I’ve mentioned this before (sorry) but the problem with social media is the fact it does give people a platform to air their views. Whereas in “the good old days” (i.e. before tinternettage), if your buddy sat down at the bar and told you he was convinced the earth was flat, you’d all tell him he’s a complete idiot and cut him off until he agreed with you all and peace and harmony was restored. Then you’d just carry on with your lives. Effectively, his social network corrected his ridiculousness before he could do any, or come to any harm. Now, these people can head online and find new “friends” and create their own social network full of strangers who will validate and encourage their behaviours and opinions. That’s not so bad when it’s something harmless like a crochet group, but there are a lot of very sinister people out there lurking on the dark web, waiting for new “friends” to recruit into their strange and often cult-like ways. So for that reason, I’d tell parents to look out for their kids online. Make sure you know who they’re talking to. Sadly we can’t insist adults get other adult supervision online although I’m sure you’ll agree, a lot of them could do with it.

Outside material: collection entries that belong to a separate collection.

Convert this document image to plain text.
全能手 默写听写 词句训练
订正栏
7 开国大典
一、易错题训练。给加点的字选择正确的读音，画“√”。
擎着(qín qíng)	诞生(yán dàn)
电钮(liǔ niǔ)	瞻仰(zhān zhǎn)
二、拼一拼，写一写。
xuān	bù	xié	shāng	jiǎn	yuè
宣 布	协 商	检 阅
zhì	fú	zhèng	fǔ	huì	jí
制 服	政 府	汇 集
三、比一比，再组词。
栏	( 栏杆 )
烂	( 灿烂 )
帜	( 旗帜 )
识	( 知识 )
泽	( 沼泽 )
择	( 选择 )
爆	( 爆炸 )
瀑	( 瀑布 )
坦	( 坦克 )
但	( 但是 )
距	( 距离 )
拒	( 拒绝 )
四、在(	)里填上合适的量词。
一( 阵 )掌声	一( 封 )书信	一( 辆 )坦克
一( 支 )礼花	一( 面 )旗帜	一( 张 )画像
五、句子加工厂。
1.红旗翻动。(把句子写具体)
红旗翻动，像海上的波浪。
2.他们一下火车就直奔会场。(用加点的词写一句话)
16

Often, the ones with the extreme views are the ones who shout loudest about it. So that’s why we hear more about them than the rest of people who generally just scoff at something fake, and carry on with their lives being normal and reasonable. So the shouty folk are reposting and barking that we all need to take heed of their views, so our news feeds and channels get clogged up with fake, nonsense, aggression and general pessimistic diatribe because the rest of us aren’t going to post “what a nice normal day it is out there today”. So for a moment, it could look like social media is depressing us all and a source of super negativity. But it’s not really is it? It’s Bob who you met in Antibes for 5 minutes several years ago who posted that far right rubbish about immigrants taking all our jobs and reposting something from Nigel Farage (you can unfriend these people you know).
I think it’s important we remember that social media is not a fair or realistic representation of the actual world. It’s a one-sided, false narrative of a world that doesn’t exist. Kim’s backside did not break the internet. People mostly only post glamorous, filtered, #livingthedream pics, and that’s especially in yachting. Nobody wants to give likes to someone scrubbing a toilet or picking up a used condom from a mohair rug, so the creators aren’t going to offer that up. People want to be entertained (Cue Russell Crowe bellowing “ARE YOU NOT ENTERTAINED?”). So that’s why the more shocking, or more provocative posters are going to get more likes, more interaction and more comments. And more shares.
So what’s the solution? Well, if you find social media negs you out, limit your time. Unfollow or unfriend people who upset you. Remember, it’s not real. Social media isn’t to blame for our problems, it’s just given people a voice who probably shouldn’t really have one. So the power is in your hands…. Use it wisely.